For Colored Girls: A Mixed Bag for Race & Gender in Hollywood

November 12, 2010

What’s the difference between a movie about women of color and a feminist film?  Tyler Perry should be commended for casting some of the best and most important actresses of our time in For Colored Girls and for spreading awareness of issues like sexual abuse, domestic violence, abortion, and sexually transmitted infections. However, as both Courtney Young and Salamishah Tillet astutely point out in two recent opinion pieces, Perry’s films, and particularly this film, reproduce damaging stereotypes about black women in America.
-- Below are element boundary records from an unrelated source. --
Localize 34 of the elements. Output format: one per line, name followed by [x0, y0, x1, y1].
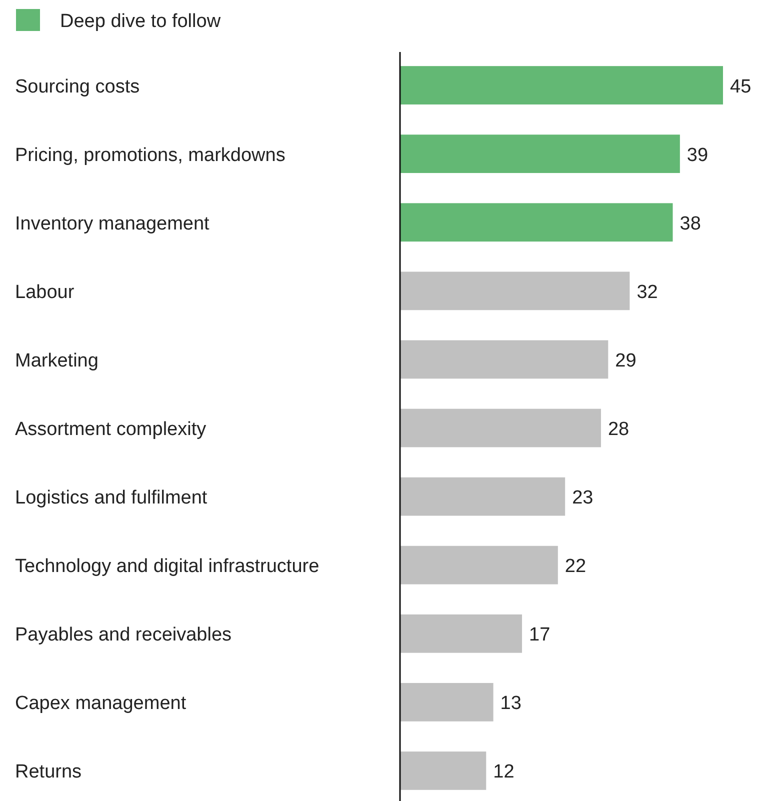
bar: [400, 477, 566, 516]
data-label: 28: [608, 419, 630, 440]
y-tick-label: Returns: [15, 762, 82, 783]
bar: [400, 203, 673, 242]
y-tick-label: Marketing: [15, 350, 98, 372]
bar: [400, 614, 522, 653]
y-tick-label: Technology and digital infrastructure: [15, 556, 320, 578]
y-tick-label: Inventory management: [15, 213, 210, 234]
data-label: 32: [636, 282, 658, 303]
bar: [400, 340, 608, 379]
data-label: 17: [529, 624, 550, 646]
data-label: 38: [680, 213, 701, 234]
data-label: 12: [493, 762, 514, 783]
data-label: 39: [686, 144, 708, 166]
y-tick-label: Logistics and fulfilment: [15, 488, 208, 509]
data-label: 22: [564, 556, 586, 578]
y-tick-label: Sourcing costs: [15, 76, 140, 98]
bar: [400, 752, 486, 790]
y-tick-label: Capex management: [15, 693, 187, 714]
data-label: 29: [615, 350, 636, 372]
bar: [400, 546, 558, 584]
y-tick-label: Pricing, promotions, markdowns: [15, 144, 286, 166]
data-label: 45: [730, 76, 752, 98]
bar: [400, 408, 601, 448]
bar: [400, 66, 723, 104]
y-tick-label: Labour: [15, 282, 75, 303]
bar: [400, 272, 630, 310]
bar: [400, 134, 680, 174]
y-tick-label: Assortment complexity: [15, 419, 207, 440]
legend-label: Deep dive to follow: [60, 11, 221, 32]
data-label: 23: [572, 488, 594, 509]
data-label: 13: [500, 693, 522, 714]
bar: [400, 682, 494, 722]
y-tick-label: Payables and receivables: [15, 624, 232, 646]
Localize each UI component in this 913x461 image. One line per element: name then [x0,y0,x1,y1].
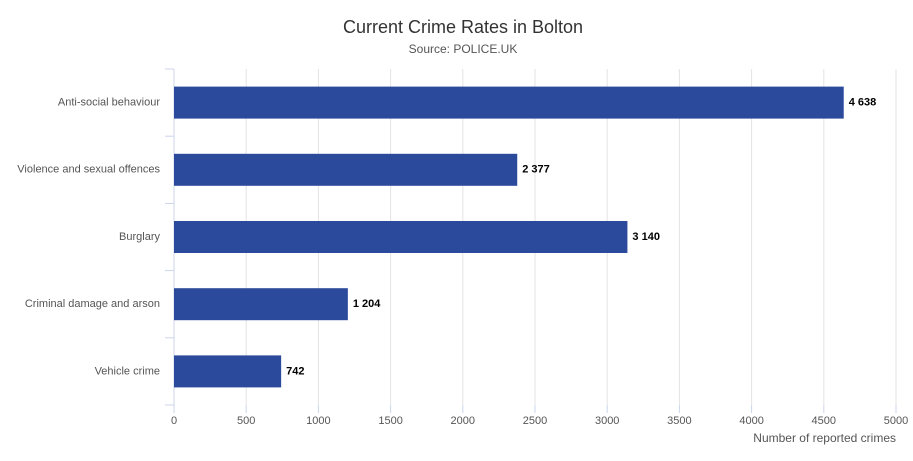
bar [174,288,348,321]
bar [174,153,518,186]
chart-subtitle: Source: POLICE.UK [409,42,518,56]
x-tick-label: 1500 [378,415,402,427]
x-tick-label: 3000 [595,415,619,427]
bar [174,355,282,388]
bar [174,86,844,119]
x-tick-label: 500 [237,415,255,427]
chart-title: Current Crime Rates in Bolton [343,17,583,37]
x-tick-label: 2500 [523,415,547,427]
y-tick-label: Anti-social behaviour [58,97,160,109]
x-tick-label: 0 [171,415,177,427]
y-tick-label: Criminal damage and arson [25,298,160,310]
x-tick-label: 4000 [739,415,763,427]
x-tick-label: 5000 [884,415,908,427]
x-tick-label: 4500 [812,415,836,427]
value-label: 1 204 [353,298,381,310]
x-tick-label: 1000 [306,415,330,427]
bar [174,221,628,253]
x-axis-title: Number of reported crimes [753,431,896,445]
y-tick-label: Violence and sexual offences [17,164,160,176]
value-label: 742 [286,365,304,377]
value-label: 3 140 [632,231,660,243]
value-label: 4 638 [849,97,877,109]
y-tick-label: Burglary [119,231,160,243]
x-tick-label: 3500 [667,415,691,427]
value-label: 2 377 [522,164,550,176]
x-tick-label: 2000 [451,415,475,427]
y-tick-label: Vehicle crime [95,365,160,377]
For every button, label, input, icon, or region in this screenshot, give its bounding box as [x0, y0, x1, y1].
However, we'd be remiss to neglect that fact that the film does create a new dialogue about race and gender in mainstream media that deserves merit as well. Young has been a critic of Perry's for his conservative gender politics, writing that Perry’s representations of black women propose “an agenda that reinforces rather than revolutionizes the marginalized way that black womanhood has been portrayed in popular culture.”  Tillet elaborates that while Nztozake Shange’s choreopoem celebrated female sexuality, connection, dance, and consciousness-raising, Perry’s film replaces “sexual autonomy with moral approbation, substituting female resistance with victim blaming.” In some ways, the film is ground breaking. It features powerful stories about black women’s struggles and relationships in a medium that will reach millions of viewers. Unfortunately, spreading awareness with stereotypes is simultaneously damaging and dangerous. Hopefully, in the future, Tyler Perry will use his power as the most influential black male producer in Hollywood to create more complex images that celebrate all interpretations about what it means to be a black woman in America.